To be quite honest, at last night’s performance I failed to pick up any plash of oars or any watery allusion whatsoever. Mahler’s seventh symphony is generally acknowledged to be more difficult to understand and interpret than his previous ones, and last night’s performance bore this conclusion out, despite some stellar playing by the orchestra’s virtuoso members, almost one hundred of whom sat crowded on the stage.
What most distinguishes this symphony, in my opinion, is the absence of any identifiable, continuous melodic thread. Three of its five movements bears a descriptive heading, such as ‘Night Music’ and Shadlow-like,’ alongside the more mundane Adagio-Allegro of the first movement and Rondo-Finale of the last, but these titles do not really explain what is going on in the music.
From the introductory passage played by the horn to the grand finale, where all the instruments are playing fortissimo, with percussion galore and two (yes, two!) sets of tubular bells all giving of their utmost, the symphony is replete with all the familiar elements that we have come to know and love in Mahler’s other symphonies.
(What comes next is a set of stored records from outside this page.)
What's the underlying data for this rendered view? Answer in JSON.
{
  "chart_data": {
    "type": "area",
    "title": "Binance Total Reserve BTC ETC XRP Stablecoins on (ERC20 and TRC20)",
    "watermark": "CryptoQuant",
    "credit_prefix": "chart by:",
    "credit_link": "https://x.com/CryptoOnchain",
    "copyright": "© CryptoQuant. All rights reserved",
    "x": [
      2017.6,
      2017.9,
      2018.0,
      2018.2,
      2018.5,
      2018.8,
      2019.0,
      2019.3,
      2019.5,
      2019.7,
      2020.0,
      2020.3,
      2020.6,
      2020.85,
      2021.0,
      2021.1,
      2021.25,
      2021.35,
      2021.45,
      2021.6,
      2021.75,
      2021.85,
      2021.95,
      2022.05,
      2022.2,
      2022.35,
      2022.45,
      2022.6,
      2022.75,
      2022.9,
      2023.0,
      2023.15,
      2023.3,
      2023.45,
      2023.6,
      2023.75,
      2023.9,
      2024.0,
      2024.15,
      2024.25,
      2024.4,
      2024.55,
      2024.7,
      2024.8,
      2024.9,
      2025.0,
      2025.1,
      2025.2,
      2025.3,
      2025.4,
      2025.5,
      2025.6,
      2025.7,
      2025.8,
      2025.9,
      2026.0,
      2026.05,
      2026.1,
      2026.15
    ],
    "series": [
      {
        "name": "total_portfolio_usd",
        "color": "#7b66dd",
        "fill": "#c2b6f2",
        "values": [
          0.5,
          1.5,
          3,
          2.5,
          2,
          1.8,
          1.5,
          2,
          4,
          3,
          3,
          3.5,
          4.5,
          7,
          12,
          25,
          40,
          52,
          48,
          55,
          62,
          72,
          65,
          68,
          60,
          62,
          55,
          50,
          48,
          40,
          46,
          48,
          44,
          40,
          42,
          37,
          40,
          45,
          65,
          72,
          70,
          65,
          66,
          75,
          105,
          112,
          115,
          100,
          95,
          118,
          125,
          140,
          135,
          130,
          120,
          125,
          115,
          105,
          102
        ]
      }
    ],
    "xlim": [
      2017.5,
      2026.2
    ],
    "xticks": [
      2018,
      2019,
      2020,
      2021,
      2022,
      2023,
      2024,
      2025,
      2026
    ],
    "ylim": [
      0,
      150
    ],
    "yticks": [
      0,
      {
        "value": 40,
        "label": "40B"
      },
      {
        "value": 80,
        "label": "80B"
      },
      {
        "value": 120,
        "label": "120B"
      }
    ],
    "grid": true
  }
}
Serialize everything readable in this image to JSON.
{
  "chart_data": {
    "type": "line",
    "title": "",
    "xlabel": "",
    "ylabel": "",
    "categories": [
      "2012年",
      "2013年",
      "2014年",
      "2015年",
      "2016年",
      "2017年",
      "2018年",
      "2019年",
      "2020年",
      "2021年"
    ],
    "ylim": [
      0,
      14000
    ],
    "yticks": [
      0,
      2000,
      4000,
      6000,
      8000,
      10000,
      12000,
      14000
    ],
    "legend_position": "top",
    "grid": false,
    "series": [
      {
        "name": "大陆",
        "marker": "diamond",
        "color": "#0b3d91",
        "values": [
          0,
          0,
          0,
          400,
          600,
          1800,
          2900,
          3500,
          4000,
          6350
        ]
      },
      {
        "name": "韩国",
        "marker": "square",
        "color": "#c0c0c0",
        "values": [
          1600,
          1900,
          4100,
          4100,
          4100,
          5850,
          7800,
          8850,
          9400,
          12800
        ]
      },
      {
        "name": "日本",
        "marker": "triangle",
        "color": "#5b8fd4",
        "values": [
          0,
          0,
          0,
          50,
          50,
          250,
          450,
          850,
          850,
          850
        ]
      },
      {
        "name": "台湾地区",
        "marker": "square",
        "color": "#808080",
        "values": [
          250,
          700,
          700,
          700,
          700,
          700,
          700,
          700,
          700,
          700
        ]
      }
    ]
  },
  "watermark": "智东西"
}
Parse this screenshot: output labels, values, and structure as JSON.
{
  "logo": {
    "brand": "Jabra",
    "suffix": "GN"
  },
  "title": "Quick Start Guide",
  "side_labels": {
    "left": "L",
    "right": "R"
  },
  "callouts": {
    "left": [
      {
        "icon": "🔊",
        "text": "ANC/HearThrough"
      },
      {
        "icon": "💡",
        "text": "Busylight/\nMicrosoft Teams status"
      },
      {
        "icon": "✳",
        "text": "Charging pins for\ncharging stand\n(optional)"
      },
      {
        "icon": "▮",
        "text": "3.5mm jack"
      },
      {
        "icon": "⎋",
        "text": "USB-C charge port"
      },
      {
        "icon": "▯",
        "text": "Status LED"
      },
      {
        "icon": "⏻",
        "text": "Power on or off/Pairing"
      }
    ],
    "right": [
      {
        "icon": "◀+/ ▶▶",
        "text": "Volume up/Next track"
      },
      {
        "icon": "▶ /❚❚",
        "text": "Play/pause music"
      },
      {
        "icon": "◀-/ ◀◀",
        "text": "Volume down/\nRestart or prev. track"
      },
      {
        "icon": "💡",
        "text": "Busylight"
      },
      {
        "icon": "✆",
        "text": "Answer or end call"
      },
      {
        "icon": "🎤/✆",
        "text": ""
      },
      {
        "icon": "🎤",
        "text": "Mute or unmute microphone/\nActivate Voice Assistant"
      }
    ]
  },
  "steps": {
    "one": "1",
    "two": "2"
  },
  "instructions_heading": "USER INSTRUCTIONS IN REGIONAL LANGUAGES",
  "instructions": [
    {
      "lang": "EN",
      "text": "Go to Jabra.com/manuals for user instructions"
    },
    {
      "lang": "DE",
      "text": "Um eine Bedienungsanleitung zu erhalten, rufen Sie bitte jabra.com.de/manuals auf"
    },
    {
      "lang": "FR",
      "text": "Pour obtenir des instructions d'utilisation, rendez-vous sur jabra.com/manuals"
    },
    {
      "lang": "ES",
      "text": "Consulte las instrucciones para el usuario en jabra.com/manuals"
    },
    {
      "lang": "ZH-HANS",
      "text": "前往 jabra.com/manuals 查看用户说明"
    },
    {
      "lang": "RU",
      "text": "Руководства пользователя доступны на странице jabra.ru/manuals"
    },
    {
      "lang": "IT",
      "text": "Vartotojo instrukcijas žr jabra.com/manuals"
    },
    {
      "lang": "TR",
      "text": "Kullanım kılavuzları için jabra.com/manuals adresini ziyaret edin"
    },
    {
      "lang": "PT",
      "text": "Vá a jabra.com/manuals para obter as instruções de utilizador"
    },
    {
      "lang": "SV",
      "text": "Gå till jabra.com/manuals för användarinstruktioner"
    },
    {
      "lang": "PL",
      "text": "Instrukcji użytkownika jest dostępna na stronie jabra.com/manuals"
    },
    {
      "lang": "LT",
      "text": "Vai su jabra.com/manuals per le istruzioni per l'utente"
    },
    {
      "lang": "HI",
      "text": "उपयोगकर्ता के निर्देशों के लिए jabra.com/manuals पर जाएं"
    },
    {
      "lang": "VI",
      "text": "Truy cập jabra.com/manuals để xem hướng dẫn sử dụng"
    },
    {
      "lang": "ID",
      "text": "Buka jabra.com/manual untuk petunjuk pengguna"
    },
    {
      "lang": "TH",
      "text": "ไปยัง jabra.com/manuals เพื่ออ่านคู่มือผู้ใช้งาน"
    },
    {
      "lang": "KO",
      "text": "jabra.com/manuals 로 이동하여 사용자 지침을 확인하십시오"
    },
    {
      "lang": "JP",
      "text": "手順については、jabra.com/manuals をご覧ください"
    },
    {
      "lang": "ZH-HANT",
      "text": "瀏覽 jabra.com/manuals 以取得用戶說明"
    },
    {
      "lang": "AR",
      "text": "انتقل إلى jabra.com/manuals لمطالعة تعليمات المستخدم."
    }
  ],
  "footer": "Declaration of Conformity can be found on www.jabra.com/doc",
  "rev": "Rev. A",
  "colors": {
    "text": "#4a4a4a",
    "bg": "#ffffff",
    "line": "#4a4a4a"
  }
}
And so we hear the familiar rise and fall of the strings, the echoing notes of the woodwinds and brass, the interplay between the various brass instruments, the melodious notes of the two harps, and the inimical sounds of the different kinds of drums. In his childhood Mahler lived close to a military barracks, and the sounds he heard then resound through his music and thus come to our ears, too.
But it’s the absence of any continuous melodic thread that I find most disturbing in this symphony, which nonetheless bears all the hallmarks of Mahler’s music. Snippets of other, more accessible symphonies of his appear and recur throughout the performance, and at times one thinks that one is able to recognize where a theme is going, but then it disappears and a different one emerges. The symphony as a whole seemed to me to be comprised of innumerable component parts of something that could be considered akin to the pieces of the game known as Lego.
On reflection, it seems to me that Mahler took snatches of music he had composed in the past, and wove them into a new fabric, a kaleidoscopic invention based on existing elements and reassembled in a different form, Last night’s performance lasted for almost an hour and a half, and every note, every chord, every passage was unmistakably Mahler. But although the individual parts did not seem quite to cohere into a consistent whole, the eruption of sound at the end drew a roar of appreciation and applause from the audience. And so we went out into the cold, wet night warmed and uplifted by Mahler’s inimitable genius.